The absence of whatsoever translated version of the Annexes is especially prejudicial to a well-informed parliamentary debate. The MEPs – whose amendments are expected past times 23 September – are deprived of the chance to consult a GC document, which, according to the rapporteur mightiness enquiry the ask for the proposed reform past times offering facts together with figures contradicting those presented past times the CJEU.

When analysed together, the amount of these elements suggests a pattern of procedural irregularities whose alone aim seems to travel the speedy adoption of the reform. More troublingly, it may equally good travel construed equally a articulation advocacy strategy designed to systematically eliminate whatsoever chance for a public, good informed together with evidence-based debate.

When it comes to a reform carrying constitutional implications together with having at its centre the functioning of the ‘supreme courtroom of the land’, i mightiness await to a greater extent than attending to travel paid non alone to the merits but equally good to the forms.   

5. Conclusions

The proposal, which is forthwith beingness examined past times the European Parliament, bears picayune resemblance to the 2011 proposal on the ground of which the electrical current legislative physical care for was initiated. This calls into serious question non alone the procedural legality but equally good the legitimacy of the whole reform process.  

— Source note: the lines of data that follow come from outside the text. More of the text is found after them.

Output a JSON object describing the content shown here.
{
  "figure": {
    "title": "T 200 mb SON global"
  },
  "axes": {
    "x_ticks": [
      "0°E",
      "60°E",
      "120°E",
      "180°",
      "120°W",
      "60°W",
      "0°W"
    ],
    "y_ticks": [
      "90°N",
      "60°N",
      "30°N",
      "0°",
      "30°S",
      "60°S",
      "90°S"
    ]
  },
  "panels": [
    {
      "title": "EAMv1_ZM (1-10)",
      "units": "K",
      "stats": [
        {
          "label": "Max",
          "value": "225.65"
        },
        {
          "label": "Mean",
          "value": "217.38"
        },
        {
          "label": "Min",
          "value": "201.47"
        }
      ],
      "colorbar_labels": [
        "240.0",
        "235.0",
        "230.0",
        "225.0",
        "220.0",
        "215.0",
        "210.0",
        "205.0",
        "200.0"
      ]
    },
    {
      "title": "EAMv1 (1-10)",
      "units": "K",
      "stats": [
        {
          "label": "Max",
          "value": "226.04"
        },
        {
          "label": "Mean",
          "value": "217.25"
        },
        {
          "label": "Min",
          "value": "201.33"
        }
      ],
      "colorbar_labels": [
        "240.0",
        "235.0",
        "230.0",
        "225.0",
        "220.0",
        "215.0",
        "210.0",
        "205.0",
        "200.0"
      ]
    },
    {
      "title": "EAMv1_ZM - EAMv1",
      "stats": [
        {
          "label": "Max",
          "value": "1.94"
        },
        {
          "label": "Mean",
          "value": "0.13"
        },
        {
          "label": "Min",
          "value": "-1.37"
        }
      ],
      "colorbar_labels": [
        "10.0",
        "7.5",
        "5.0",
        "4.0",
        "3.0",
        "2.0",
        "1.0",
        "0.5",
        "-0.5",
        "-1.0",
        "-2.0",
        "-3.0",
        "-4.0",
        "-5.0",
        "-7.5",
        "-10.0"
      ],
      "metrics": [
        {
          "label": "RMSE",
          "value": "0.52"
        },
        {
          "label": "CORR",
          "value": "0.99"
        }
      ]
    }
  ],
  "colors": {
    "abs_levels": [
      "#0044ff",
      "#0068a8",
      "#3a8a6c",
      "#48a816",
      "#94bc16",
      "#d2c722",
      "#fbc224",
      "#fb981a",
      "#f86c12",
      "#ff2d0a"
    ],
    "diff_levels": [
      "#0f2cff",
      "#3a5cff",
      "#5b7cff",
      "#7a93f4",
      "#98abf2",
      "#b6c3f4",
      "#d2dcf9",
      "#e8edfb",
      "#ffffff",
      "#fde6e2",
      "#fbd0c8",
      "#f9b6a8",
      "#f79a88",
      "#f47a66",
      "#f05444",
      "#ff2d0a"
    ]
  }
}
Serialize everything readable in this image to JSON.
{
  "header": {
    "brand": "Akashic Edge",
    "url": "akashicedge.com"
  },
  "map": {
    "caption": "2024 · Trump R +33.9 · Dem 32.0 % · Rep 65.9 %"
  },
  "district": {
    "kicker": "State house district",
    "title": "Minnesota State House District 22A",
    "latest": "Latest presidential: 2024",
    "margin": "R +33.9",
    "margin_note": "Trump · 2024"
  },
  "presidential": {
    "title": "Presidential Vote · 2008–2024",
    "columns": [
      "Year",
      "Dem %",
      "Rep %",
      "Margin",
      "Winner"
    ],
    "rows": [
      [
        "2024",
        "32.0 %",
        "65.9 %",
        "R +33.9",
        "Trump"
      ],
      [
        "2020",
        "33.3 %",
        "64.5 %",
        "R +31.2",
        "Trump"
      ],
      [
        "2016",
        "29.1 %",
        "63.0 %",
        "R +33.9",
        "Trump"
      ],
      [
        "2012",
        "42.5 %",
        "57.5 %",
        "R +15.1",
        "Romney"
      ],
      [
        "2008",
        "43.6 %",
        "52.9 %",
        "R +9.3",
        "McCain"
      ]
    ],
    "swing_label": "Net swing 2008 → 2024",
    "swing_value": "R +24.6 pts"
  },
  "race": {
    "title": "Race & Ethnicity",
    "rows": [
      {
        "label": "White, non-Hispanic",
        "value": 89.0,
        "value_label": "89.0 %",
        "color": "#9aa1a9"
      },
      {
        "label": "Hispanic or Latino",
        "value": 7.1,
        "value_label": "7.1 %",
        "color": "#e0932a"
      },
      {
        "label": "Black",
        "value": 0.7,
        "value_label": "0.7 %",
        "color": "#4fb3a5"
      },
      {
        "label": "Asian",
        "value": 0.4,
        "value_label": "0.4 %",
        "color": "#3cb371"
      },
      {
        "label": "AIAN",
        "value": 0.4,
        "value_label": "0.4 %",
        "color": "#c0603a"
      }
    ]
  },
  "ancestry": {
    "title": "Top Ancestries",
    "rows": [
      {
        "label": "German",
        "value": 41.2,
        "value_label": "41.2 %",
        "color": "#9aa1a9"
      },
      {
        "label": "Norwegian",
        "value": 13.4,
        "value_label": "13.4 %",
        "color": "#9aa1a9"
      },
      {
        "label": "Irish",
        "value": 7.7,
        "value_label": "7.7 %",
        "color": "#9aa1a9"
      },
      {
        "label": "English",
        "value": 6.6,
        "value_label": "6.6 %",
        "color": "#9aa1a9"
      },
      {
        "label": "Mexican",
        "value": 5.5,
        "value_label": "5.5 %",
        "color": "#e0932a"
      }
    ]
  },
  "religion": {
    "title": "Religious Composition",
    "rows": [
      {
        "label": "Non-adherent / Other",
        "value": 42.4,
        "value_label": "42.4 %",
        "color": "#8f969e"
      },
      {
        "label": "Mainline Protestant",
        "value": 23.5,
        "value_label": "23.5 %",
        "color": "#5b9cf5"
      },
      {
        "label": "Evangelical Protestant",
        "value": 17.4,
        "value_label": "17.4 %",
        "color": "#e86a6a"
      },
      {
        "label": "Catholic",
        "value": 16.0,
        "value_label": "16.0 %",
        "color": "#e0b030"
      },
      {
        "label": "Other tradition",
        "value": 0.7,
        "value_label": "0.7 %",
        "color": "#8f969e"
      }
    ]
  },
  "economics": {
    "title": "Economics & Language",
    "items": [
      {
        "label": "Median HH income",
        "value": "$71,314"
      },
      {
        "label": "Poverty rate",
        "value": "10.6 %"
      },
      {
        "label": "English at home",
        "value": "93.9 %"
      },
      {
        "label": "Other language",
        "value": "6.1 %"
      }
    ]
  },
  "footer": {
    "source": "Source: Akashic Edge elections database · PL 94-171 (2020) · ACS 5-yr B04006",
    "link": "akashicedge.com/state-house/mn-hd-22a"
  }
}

We are non surprised to reckon strong institutional together with private back upwardly for the Court’s proposal inside the EU’s legal epistemic community.  Don’t nosotros – lawyers – all receive got to a greater extent than to win than to lose from the multiplication of attain judicial posts?

Be that equally it may, nosotros suspect that should this reform become through (as it appears likely), damaging prove mightiness yet come upwardly to lite together with the authorization together with legitimacy of relevant European Union institutions volition travel farther undermined at a fourth dimension where they receive got picayune to spare.  

This is why the strategy that has accompanied together with volition eventually secure the adoption of such reform may travel said to travel equally short-sighted equally the reform itself.